The next day, Belle returns to Gold and forgives him. However, after Emma hears the whispers of the dagger, she meets with Gold, who reveals the truth to Emma, about him using a magic potion to turn Excalibur into a conduit, so that when Emma killed all of the Dark Ones, their magic was transferred into Gold, allowing Gold to reclaim his life as the Dark One, and creating a new Dagger in the process, with a reversed color scheme of a black blade with silver engravings. (Excalibur was still tethered to the Darkness, so when Gold became the Dark One again, the Dagger reappeared.) He adds that he is more powerful than ever before, since he now wields the combined power of every Dark One that ever lived including her. Emma is very cross about this and tells him that she now has leverage over Gold, threatening to tell Belle at any moment the truth about her husband. In exchange for Emma keeping the secret, Gold agrees to help her enter the Underworld to rescue Hook. At the lake, Emma is joined by Gold, Regina, Mary Margaret, David, Robin, and Henry, as they approach the ferry to descend into the Underworld.

==Reception==
The episode received positive reviews with many critics praising both O'Donoghue and Morrison's performances. The fan reception was rather negative through especially with the development of Rumple.

In a review from Rickey.org, Nick Roman said, "With Disney owning Star Wars now, it was only a matter of time until we saw elements of that universe incorporated into Once Upon a Time. The winter finale incorporated a climax that was straight out of Return of the Jedi, and it was remarkably powerful in its application. But make no mistake: while “Swan Song” is an undoubtedly emotional hour of television, it’s also incredibly frustrating in how it restores the status quo. The more things change, the more they stay the same."

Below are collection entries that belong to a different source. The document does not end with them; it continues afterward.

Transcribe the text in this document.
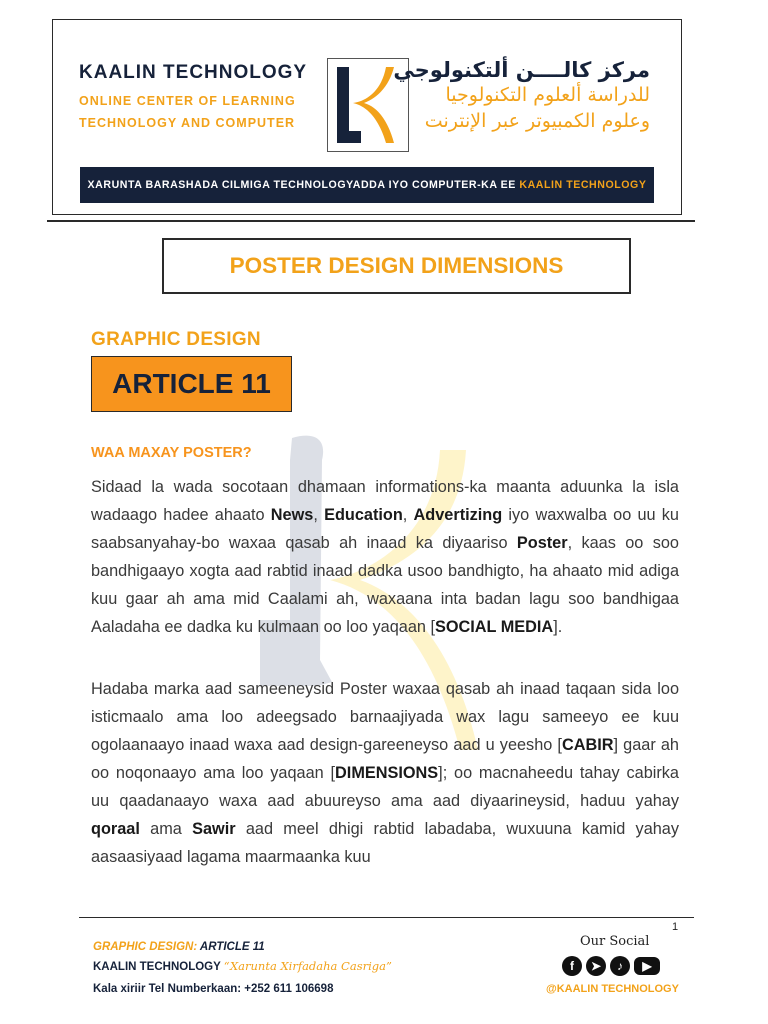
KAALIN TECHNOLOGY
ONLINE CENTER OF LEARNING
TECHNOLOGY AND COMPUTER
مركز كالــــن ألتكنولوجي
للدراسة ألعلوم التكنولوجيا
وعلوم الكمبيوتر عبر الإنترنت
XARUNTA BARASHADA CILMIGA TECHNOLOGYADDA IYO COMPUTER-KA EE KAALIN TECHNOLOGY
POSTER DESIGN DIMENSIONS
GRAPHIC DESIGN
ARTICLE 11
WAA MAXAY POSTER?

Sidaad la wada socotaan dhamaan informations-ka maanta aduunka la isla wadaago hadee ahaato News, Education, Advertizing iyo waxwalba oo uu ku saabsanyahay-bo waxaa qasab ah inaad ka diyaariso Poster, kaas oo soo bandhigaayo xogta aad rabtid inaad dadka usoo bandhigto, ha ahaato mid adiga kuu gaar ah ama mid Caalami ah, waxaana inta badan lagu soo bandhigaa Aaladaha ee dadka ku kulmaan oo loo yaqaan [SOCIAL MEDIA].

Hadaba marka aad sameeneysid Poster waxaa qasab ah inaad taqaan sida loo isticmaalo ama loo adeegsado barnaajiyada wax lagu sameeyo ee kuu ogolaanaayo inaad waxa aad design-gareeneyso aad u yeesho [CABIR] gaar ah oo noqonaayo ama loo yaqaan [DIMENSIONS]; oo macnaheedu tahay cabirka uu qaadanaayo waxa aad abuureyso ama aad diyaarineysid, haduu yahay qoraal ama Sawir aad meel dhigi rabtid labadaba, wuxuuna kamid yahay aasaasiyaad lagama maarmaanka kuu

1
GRAPHIC DESIGN: ARTICLE 11
KAALIN TECHNOLOGY “Xarunta Xirfadaha Casriga”
Kala xiriir Tel Numberkaan: +252 611 106698
Our Social
f	➤	♪	▶
@KAALIN TECHNOLOGY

Andrea Towers of Entertainment Weekly notes in her assessment of the review: "From Camelot to Neverland, the show has never quite been able to sustain itself when it’s simply Storybrooke, as much as some of the better stories have been rooted there. So it’s not a shock to find out that, after tonight, we’re probably going to be spending some time in the Underworld next month. We already know we’re meeting Hercules and Megara; given tonight’s events, does that also mean we’re meeting Hades? The bigger (and more interesting) question at stake is the fact that now that we’re in the Underworld, how many previously dead characters are going to get a chance to return? We’ve already had confirmations of past-dead characters like Cruella and Cora, though both of those characters are supposedly strictly for the show’s 100th episode. Regardless, moving to the Underworld opens up a host of options for 5B in terms of characters and plot, and I’m curious to see what those options are."

Amy Ratcliffe of IGN said of the episode, "The twists in Emma's and Hook's paths carried the episode. Death is an amorphous concept in Once Upon a Time, but whatever ends up happening with Hook, his sacrifice had an impact. The scene between him and Emma was painful to watch; both O'Donoghue and Morrison brought so much emotion to Hook and Emma's goodbye. The fact that Emma wielded the sword should mean interesting twists for her development too." Ratcliffe gave the episode a 7.9 rating out of 10.

Gwen Ihnat of The A.V. Club gave the episode an excellent review, giving it a B. In her recap, she points out: "It was a fun half-season, one of the series’ best, and one it will be tough for OUaT to top, even with a fun spring break in Hades."

Christine Orlando of TV Fanatic gave the episode a 4.6 out of 5.